The professional nurse achieves the following educational outcomes in relation to seven key characteristics:

  1. Critical Thinker: Integrates questioning, analysis, synthesis, interpretation, inference, inductive and deductive reasoning, intuition, application and creativity to aid in clinical reasoning and to make appropriate clinical judgments.
  2. Culturally Sensitive Practitioner: Demonstrates knowledge, understanding, and skill in providing culturally sensitive care to diverse individuals, families, and populations.
  3. Effective Communicator: Demonstrates effective professional communication with persons, members of their support system, and interdisciplinary team members to build relationships that promote person- and relationship-centered care and improve outcomes.
  4. Excellent Provider of Care: Provides safe, compassionate, person-centered, relationship-centered, evidenced-based, and respectful care to individuals, families, and populations across the lifespan and continuum of care.

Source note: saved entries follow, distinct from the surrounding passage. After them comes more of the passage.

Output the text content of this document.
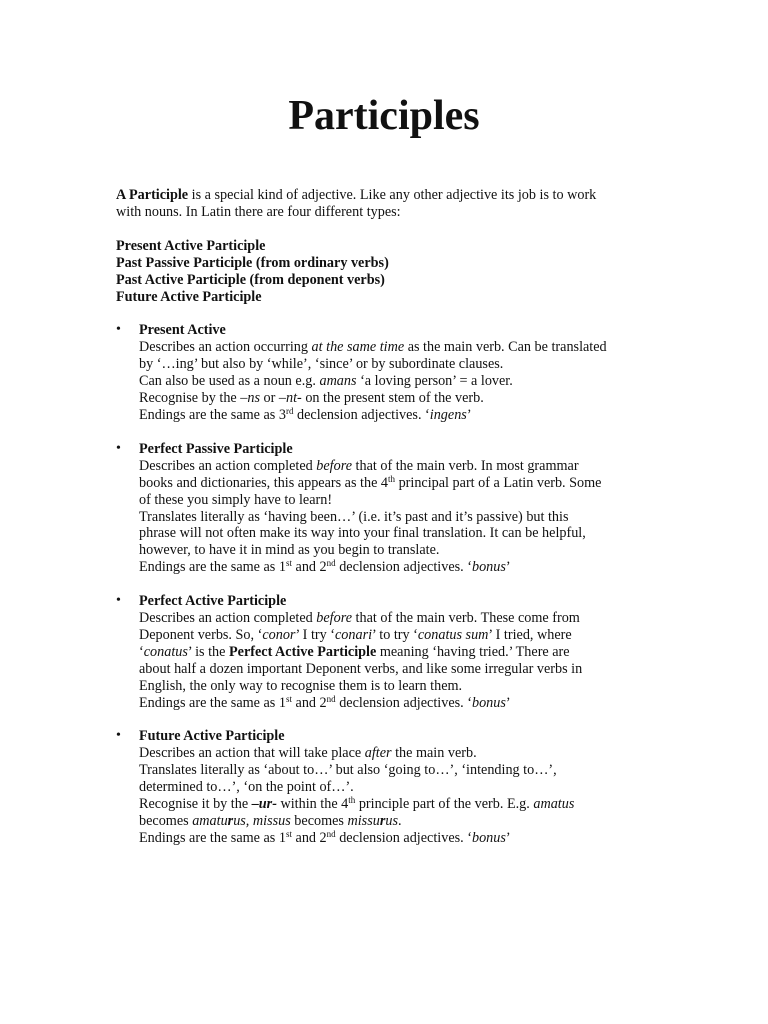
Participles

A Participle is a special kind of adjective. Like any other adjective its job is to work
with nouns. In Latin there are four different types:

Present Active Participle

Past Passive Participle (from ordinary verbs)

Past Active Participle (from deponent verbs)

Future Active Participle

• Present Active

Describes an action occurring at the same time as the main verb. Can be translated

by ‘…ing’ but also by ‘while’, ‘since’ or by subordinate clauses.

Can also be used as a noun e.g. amans ‘a loving person’ = a lover.

Recognise by the –ns or –nt- on the present stem of the verb.

Endings are the same as 3rd declension adjectives. ‘ingens’

• Perfect Passive Participle

Describes an action completed before that of the main verb. In most grammar

books and dictionaries, this appears as the 4th principal part of a Latin verb. Some

of these you simply have to learn!

Translates literally as ‘having been…’ (i.e. it’s past and it’s passive) but this

phrase will not often make its way into your final translation. It can be helpful,

however, to have it in mind as you begin to translate.

Endings are the same as 1st and 2nd declension adjectives. ‘bonus’

• Perfect Active Participle

Describes an action completed before that of the main verb. These come from

Deponent verbs. So, ‘conor’ I try ‘conari’ to try ‘conatus sum’ I tried, where

‘conatus’ is the Perfect Active Participle meaning ‘having tried.’ There are

about half a dozen important Deponent verbs, and like some irregular verbs in

English, the only way to recognise them is to learn them.

Endings are the same as 1st and 2nd declension adjectives. ‘bonus’

• Future Active Participle

Describes an action that will take place after the main verb.

Translates literally as ‘about to…’ but also ‘going to…’, ‘intending to…’,

determined to…’, ‘on the point of…’.

Recognise it by the –ur- within the 4th principle part of the verb. E.g. amatus

becomes amaturus, missus becomes missurus.

Endings are the same as 1st and 2nd declension adjectives. ‘bonus’
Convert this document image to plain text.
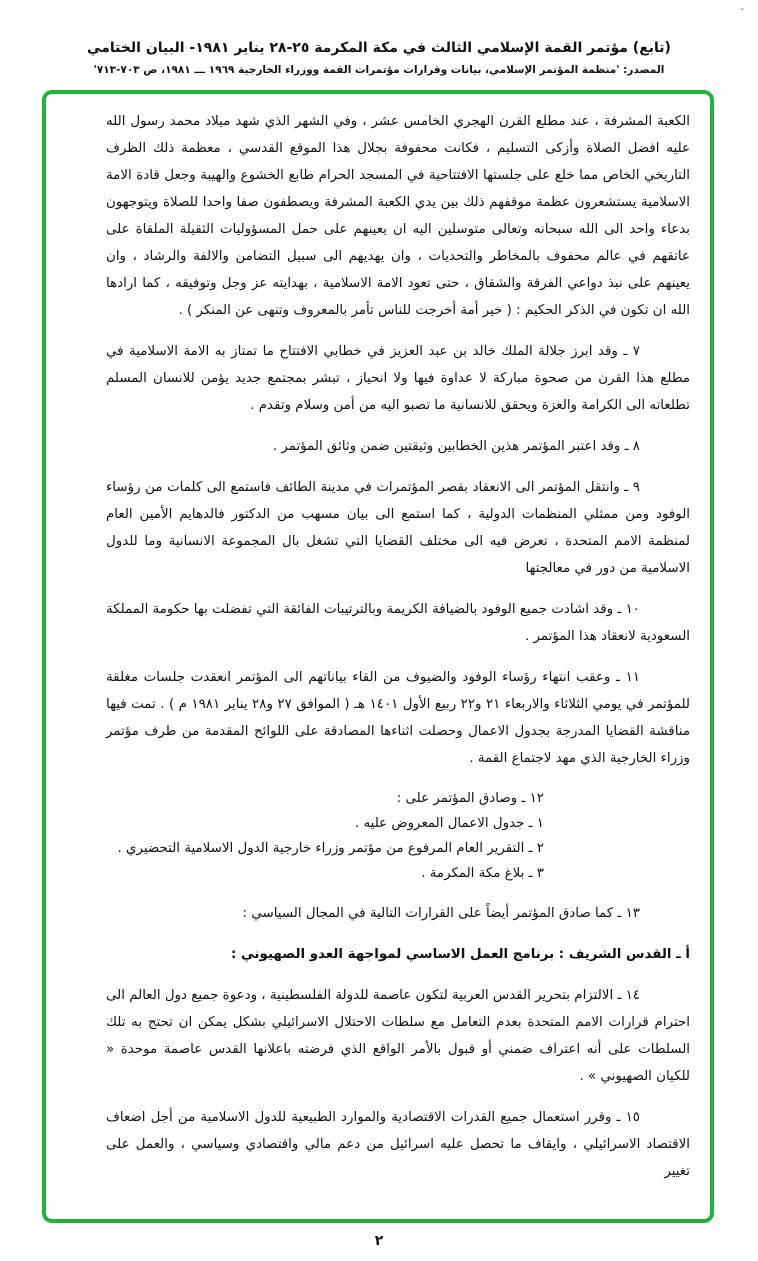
‐
(تابع) مؤتمر القمة الإسلامي الثالث في مكة المكرمة ٢٥-٢٨ يناير ١٩٨١- البيان الختامي
المصدر: 'منظمة المؤتمر الإسلامي، بيانات وقرارات مؤتمرات القمة ووزراء الخارجية ١٩٦٩ ـــ ١٩٨١، ص ٧٠٣-٧١٣'

الكعبة المشرفة ، عند مطلع القرن الهجري الخامس عشر ، وفي الشهر الذي شهد ميلاد محمد رسول الله عليه افضل الصلاة وأزكى التسليم ، فكانت محفوفة بجلال هذا الموقع القدسي ، معظمة ذلك الظرف التاريخي الخاص مما خلع على جلستها الافتتاحية في المسجد الحرام طابع الخشوع والهيبة وجعل قادة الامة الاسلامية يستشعرون عظمة موقفهم ذلك بين يدي الكعبة المشرفة ويصطفون صفا واحدا للصلاة ويتوجهون بدعاء واحد الى الله سبحانه وتعالى متوسلين اليه ان يعينهم على حمل المسؤوليات الثقيلة الملقاة على عاتقهم في عالم محفوف بالمخاطر والتحديات ، وان يهديهم الى سبيل التضامن والالفة والرشاد ، وان يعينهم على نبذ دواعي الفرقة والشقاق ، حتى تعود الامة الاسلامية ، بهدايته عز وجل وتوفيقه ، كما ارادها الله ان تكون في الذكر الحكيم : ( خير أمة أخرجت للناس تأمر بالمعروف وتنهى عن المنكر ) .

٧ ـ وقد ابرز جلالة الملك خالد بن عبد العزيز في خطابي الافتتاح ما تمتاز به الامة الاسلامية في مطلع هذا القرن من صحوة مباركة لا عداوة فيها ولا انحياز ، تبشر بمجتمع جديد يؤمن للانسان المسلم تطلعاته الى الكرامة والعزة ويحقق للانسانية ما تصبو اليه من أمن وسلام وتقدم .

٨ ـ وقد اعتبر المؤتمر هذين الخطابين وثيقتين ضمن وثائق المؤتمر .

٩ ـ وانتقل المؤتمر الى الانعقاد بقصر المؤتمرات في مدينة الطائف فاستمع الى كلمات من رؤساء الوفود ومن ممثلي المنظمات الدولية ، كما استمع الى بيان مسهب من الدكتور فالدهايم الأمين العام لمنظمة الامم المتحدة ، تعرض فيه الى مختلف القضايا التي تشغل بال المجموعة الانسانية وما للدول الاسلامية من دور في معالجتها

١٠ ـ وقد اشادت جميع الوفود بالضيافة الكريمة وبالترتيبات الفائقة التي تفضلت بها حكومة المملكة السعودية لانعقاد هذا المؤتمر .

١١ ـ وعقب انتهاء رؤساء الوفود والضيوف من القاء بياناتهم الى المؤتمر انعقدت جلسات مغلقة للمؤتمر في يومي الثلاثاء والاربعاء ٢١ و٢٢ ربيع الأول ١٤٠١ هـ ( الموافق ٢٧ و٢٨ يناير ١٩٨١ م ) . تمت فيها مناقشة القضايا المدرجة بجدول الاعمال وحصلت اثناءها المصادقة على اللوائح المقدمة من طرف مؤتمر وزراء الخارجية الذي مهد لاجتماع القمة .

١٢ ـ وصادق المؤتمر على :
١ ـ جدول الاعمال المعروض عليه .
٢ ـ التقرير العام المرفوع من مؤتمر وزراء خارجية الدول الاسلامية التحضيري .
٣ ـ بلاغ مكة المكرمة .

١٣ ـ كما صادق المؤتمر أيضاً على القرارات التالية في المجال السياسي :

أ ـ القدس الشريف : برنامج العمل الاساسي لمواجهة العدو الصهيوني :

١٤ ـ الالتزام بتحرير القدس العربية لتكون عاصمة للدولة الفلسطينية ، ودعوة جميع دول العالم الى احترام قرارات الامم المتحدة بعدم التعامل مع سلطات الاحتلال الاسرائيلي بشكل يمكن ان تحتج به تلك السلطات على أنه اعتراف ضمني أو قبول بالأمر الواقع الذي فرضته باعلانها القدس عاصمة موحدة « للكيان الصهيوني » .

١٥ ـ وقرر استعمال جميع القدرات الاقتصادية والموارد الطبيعية للدول الاسلامية من أجل اضعاف الاقتصاد الاسرائيلي ، وايقاف ما تحصل عليه اسرائيل من دعم مالي واقتصادي وسياسي ، والعمل على تغيير

٢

  5. Ethical Decision Maker: Demonstrates moral, ethical and legal conduct in practice.    
  6. Facilitator of Learning: Implements teaching and learning strategies to ensure the development of attitudes, knowledge and skills to maximize health outcomes. Promotes lifelong learning for self and others.
  7. Organizational and Systems Leader: Applies leadership skills to manage environmental and system resources, within and across health care systems, to provide evidence-based nursing care that contributes to safe, high quality, patient outcomes and improvements in healthcare delivery.